Anna joined TSL near the beginning of our publishing journey, following a meeting with another writing group.
In bringing A Second Chance to print, Anna and I spent quite a bit of time going through already published books to get a feel for what we hoped would be the best font (readability and size) for her book to get the best balance with cost. TSL had started with the idea of a house font but it soon became apparent that this did not suit all books. It’s difficult to articulate but a story seems to come to light better if it has an approriate font – as I work with a book, it’s almost as though the story guides the asthetic too. Working with Anna on A Second Chance provided a valuable space to explore this aspect of publishing.
A Second Chance is a fairly long read by current publishing trends but that does not detract from the story – it would have lost too much of its essence had it been shortened. Often new authors ask how long a book should be – TSL’s answer: as long as it needs to be. A story needs to run its course. This doesn’t mean no editing or reworking, that definitely needs to happen, it simply allows an author the freedom to focus on the story and their writing.
A Second Chance is full of life encounters many of us would recognise, especially moving into a new and alien environment. While set in London before Britain joined the EU, the issues raised were just as pertinent for new emigrants during the EU years and most likely resonate even more in the current post-Brexit world. The protagonists in A Second Chance face similar challenges many of us do in strange new places, encountering people who are out to exploit others, some who are keen to help, others who hesitate to commit or trust and so forth.
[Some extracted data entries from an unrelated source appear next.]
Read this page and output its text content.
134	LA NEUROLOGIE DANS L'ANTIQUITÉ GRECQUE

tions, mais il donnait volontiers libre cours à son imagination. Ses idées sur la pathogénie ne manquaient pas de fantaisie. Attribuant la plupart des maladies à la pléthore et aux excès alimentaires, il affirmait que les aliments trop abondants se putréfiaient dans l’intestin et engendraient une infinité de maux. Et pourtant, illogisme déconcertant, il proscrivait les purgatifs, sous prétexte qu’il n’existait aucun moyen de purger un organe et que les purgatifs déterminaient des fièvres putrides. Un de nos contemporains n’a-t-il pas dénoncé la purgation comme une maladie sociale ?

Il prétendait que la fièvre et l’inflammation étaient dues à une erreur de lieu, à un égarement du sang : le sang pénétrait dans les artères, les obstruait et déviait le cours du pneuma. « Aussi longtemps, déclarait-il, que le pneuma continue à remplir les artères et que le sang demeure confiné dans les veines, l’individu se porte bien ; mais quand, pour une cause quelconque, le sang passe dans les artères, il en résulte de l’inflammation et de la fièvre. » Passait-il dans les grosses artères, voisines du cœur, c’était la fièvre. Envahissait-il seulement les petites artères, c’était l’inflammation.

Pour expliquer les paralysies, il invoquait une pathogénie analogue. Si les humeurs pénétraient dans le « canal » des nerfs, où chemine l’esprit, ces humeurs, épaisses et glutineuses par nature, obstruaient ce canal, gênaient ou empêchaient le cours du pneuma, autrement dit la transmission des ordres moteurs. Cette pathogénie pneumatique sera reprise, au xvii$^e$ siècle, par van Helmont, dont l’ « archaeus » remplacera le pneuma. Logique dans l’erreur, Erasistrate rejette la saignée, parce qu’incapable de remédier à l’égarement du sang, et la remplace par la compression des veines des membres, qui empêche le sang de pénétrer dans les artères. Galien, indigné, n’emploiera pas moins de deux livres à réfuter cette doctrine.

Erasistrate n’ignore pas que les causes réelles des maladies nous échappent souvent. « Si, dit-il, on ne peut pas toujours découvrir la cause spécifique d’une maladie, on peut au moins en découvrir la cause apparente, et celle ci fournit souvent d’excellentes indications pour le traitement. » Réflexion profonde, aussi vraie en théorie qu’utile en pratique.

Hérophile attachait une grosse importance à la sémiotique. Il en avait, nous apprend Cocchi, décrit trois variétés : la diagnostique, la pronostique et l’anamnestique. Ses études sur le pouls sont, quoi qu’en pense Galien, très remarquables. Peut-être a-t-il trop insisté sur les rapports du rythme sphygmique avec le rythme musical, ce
My take on A Second Chance might appear too philosophical or analytical – don’t let that put you off. A Second Chance was for me a pleasure to read, it took me on a journey with all the necessary bumps and curves one would expect. Read it simply as a good urban adventure story of people adjusting to new lifestyles or for a reflection on society then and now. It’s up to you – I know I apreciate writing that works on muliple levels. And in the process you can learn a word or two of Polish.